In 2006, following the critical success of "Children of Men," Universal Pictures and director Alfonso Cuaron paired up for the expensive space epic, co-written by Cuaron's son, but after worries began to trickle down the studio ranks as to how exactly you market a film like "Gravity," Universal parted ways with the project.
The next positive sign that the film would was getting closer to a greenlight was Robert Downey Jr. attaching himself as the male lead in early 2010, but the film still needed that female lead that carries most of the film. Angelina Jolie had always been eyed for the role but a deal could never be worked out and finally in the summer of 2010, Jolie passed and leaving the studio and Cuaron back at square one.
Warners tested several leading ladies and at one point was very high on Blake Lively. After working with her on "The Town," the studio was looking at her for almost every female-driven project it had in 2010, including "Gravity", which to several insiders at the time seemed like an odd choice given how young Lively was and the fact that the main character was suppose to have a daughter in the film too.
WB eventually moved off the idea and set its sights on Natalie Portman following her Oscar win for "Black Swan," but the actress was looking to take a much needed break (and was also eventually sidelined with an a pregnancy) leaving "Gravity" in the same state that its main character: grasping for life.
Enter Sandra Bullock.
Coming off an acting hiatus herself, Bullock, who won an Oscar for WB's "Blind Side" in 2010, was looking for something that would challenge her and top WB execs along with Cauron and Heyman saw the opportunity and moved fast to land her.
Finally, "Gravity" was ready for lift-off but there was still one more hurdle to deal with: Iron Man.
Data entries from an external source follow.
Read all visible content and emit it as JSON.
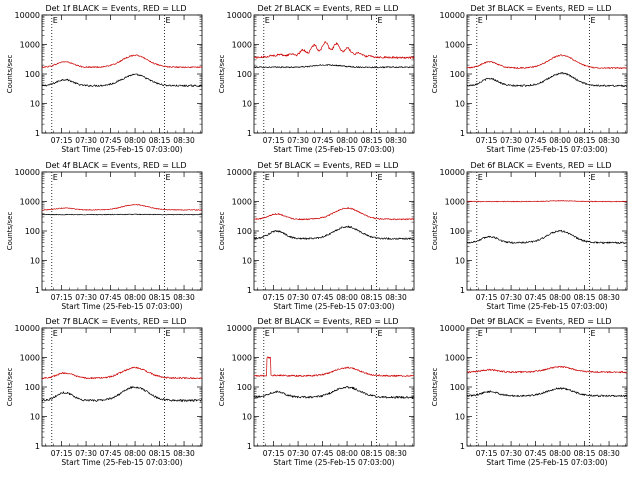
{
  "colors": {
    "events": "#000000",
    "lld": "#cc0000",
    "markers": "#000000"
  },
  "shared": {
    "xlabel": "Start Time (25-Feb-15 07:03:00)",
    "ylabel": "Counts/sec",
    "x_ticks": [
      "07:15",
      "07:30",
      "07:45",
      "08:00",
      "08:15",
      "08:30"
    ],
    "x_tick_values_min": [
      12,
      27,
      42,
      57,
      72,
      87
    ],
    "y_ticks": [
      "1",
      "10",
      "100",
      "1000",
      "10000"
    ],
    "y_tick_values": [
      1,
      10,
      100,
      1000,
      10000
    ],
    "xlim_min": [
      0,
      98
    ],
    "ylim": [
      1,
      10000
    ],
    "marker_label": "E",
    "marker_x_min": [
      6,
      75
    ]
  },
  "chart_data": [
    {
      "type": "line",
      "title": "Det 1f BLACK = Events, RED = LLD",
      "xlabel": "Start Time (25-Feb-15 07:03:00)",
      "ylabel": "Counts/sec",
      "series": [
        {
          "name": "Events",
          "profile": "hump",
          "base": 40,
          "peak": 95,
          "peak_min": 57,
          "early": 65,
          "noise": 0.07
        },
        {
          "name": "LLD",
          "profile": "hump",
          "base": 170,
          "peak": 430,
          "peak_min": 57,
          "early": 260,
          "noise": 0.05
        }
      ]
    },
    {
      "type": "line",
      "title": "Det 2f BLACK = Events, RED = LLD",
      "xlabel": "Start Time (25-Feb-15 07:03:00)",
      "ylabel": "Counts/sec",
      "series": [
        {
          "name": "Events",
          "profile": "flat",
          "base": 170,
          "peak": 230,
          "peak_min": 45,
          "early": 170,
          "noise": 0.05
        },
        {
          "name": "LLD",
          "profile": "bumpy",
          "base": 360,
          "peak": 1200,
          "peak_min": 45,
          "early": 420,
          "noise": 0.08
        }
      ]
    },
    {
      "type": "line",
      "title": "Det 3f BLACK = Events, RED = LLD",
      "xlabel": "Start Time (25-Feb-15 07:03:00)",
      "ylabel": "Counts/sec",
      "series": [
        {
          "name": "Events",
          "profile": "hump",
          "base": 40,
          "peak": 105,
          "peak_min": 58,
          "early": 70,
          "noise": 0.07
        },
        {
          "name": "LLD",
          "profile": "hump",
          "base": 160,
          "peak": 430,
          "peak_min": 58,
          "early": 260,
          "noise": 0.05
        }
      ]
    },
    {
      "type": "line",
      "title": "Det 4f BLACK = Events, RED = LLD",
      "xlabel": "Start Time (25-Feb-15 07:03:00)",
      "ylabel": "Counts/sec",
      "series": [
        {
          "name": "Events",
          "profile": "flat",
          "base": 360,
          "peak": 370,
          "peak_min": 57,
          "early": 360,
          "noise": 0.03
        },
        {
          "name": "LLD",
          "profile": "hump",
          "base": 520,
          "peak": 780,
          "peak_min": 57,
          "early": 600,
          "noise": 0.03
        }
      ]
    },
    {
      "type": "line",
      "title": "Det 5f BLACK = Events, RED = LLD",
      "xlabel": "Start Time (25-Feb-15 07:03:00)",
      "ylabel": "Counts/sec",
      "series": [
        {
          "name": "Events",
          "profile": "hump",
          "base": 55,
          "peak": 140,
          "peak_min": 57,
          "early": 100,
          "noise": 0.07
        },
        {
          "name": "LLD",
          "profile": "hump",
          "base": 250,
          "peak": 600,
          "peak_min": 57,
          "early": 380,
          "noise": 0.05
        }
      ]
    },
    {
      "type": "line",
      "title": "Det 6f BLACK = Events, RED = LLD",
      "xlabel": "Start Time (25-Feb-15 07:03:00)",
      "ylabel": "Counts/sec",
      "series": [
        {
          "name": "Events",
          "profile": "hump",
          "base": 40,
          "peak": 100,
          "peak_min": 57,
          "early": 65,
          "noise": 0.07
        },
        {
          "name": "LLD",
          "profile": "flat",
          "base": 1000,
          "peak": 1100,
          "peak_min": 57,
          "early": 1000,
          "noise": 0.03
        }
      ]
    },
    {
      "type": "line",
      "title": "Det 7f BLACK = Events, RED = LLD",
      "xlabel": "Start Time (25-Feb-15 07:03:00)",
      "ylabel": "Counts/sec",
      "series": [
        {
          "name": "Events",
          "profile": "hump",
          "base": 35,
          "peak": 100,
          "peak_min": 57,
          "early": 65,
          "noise": 0.08
        },
        {
          "name": "LLD",
          "profile": "hump",
          "base": 200,
          "peak": 450,
          "peak_min": 57,
          "early": 300,
          "noise": 0.06
        }
      ]
    },
    {
      "type": "line",
      "title": "Det 8f BLACK = Events, RED = LLD",
      "xlabel": "Start Time (25-Feb-15 07:03:00)",
      "ylabel": "Counts/sec",
      "series": [
        {
          "name": "Events",
          "profile": "hump",
          "base": 45,
          "peak": 100,
          "peak_min": 57,
          "early": 70,
          "noise": 0.08
        },
        {
          "name": "LLD",
          "profile": "spike",
          "base": 240,
          "peak": 450,
          "peak_min": 57,
          "early": 250,
          "noise": 0.06,
          "spike_min": 9,
          "spike_val": 1000
        }
      ]
    },
    {
      "type": "line",
      "title": "Det 9f BLACK = Events, RED = LLD",
      "xlabel": "Start Time (25-Feb-15 07:03:00)",
      "ylabel": "Counts/sec",
      "series": [
        {
          "name": "Events",
          "profile": "hump",
          "base": 50,
          "peak": 90,
          "peak_min": 57,
          "early": 70,
          "noise": 0.07
        },
        {
          "name": "LLD",
          "profile": "hump",
          "base": 320,
          "peak": 480,
          "peak_min": 57,
          "early": 380,
          "noise": 0.06
        }
      ]
    }
  ]
}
Since production was forced to move because the search for the main character took so long, Robert Downey Jr. was forced to exit the long-gestating project because of "The Avengers" and "Iron Man 3" scheduling conflict.
What would seem like a blow to most films ended up working out with George Clooney's schedule opening up just as the film was expected to commence production. The short shoot for his character ended up working out for Clooney's schedule and Warners signed him just in time for the first quarter shoot in 2011.
In an age where films are constantly being bad-mouthed if there is any delay in development or production, "Gravity" is a case where a studio's confidence and patience with not only the project but the filmmaker paid off in a big way.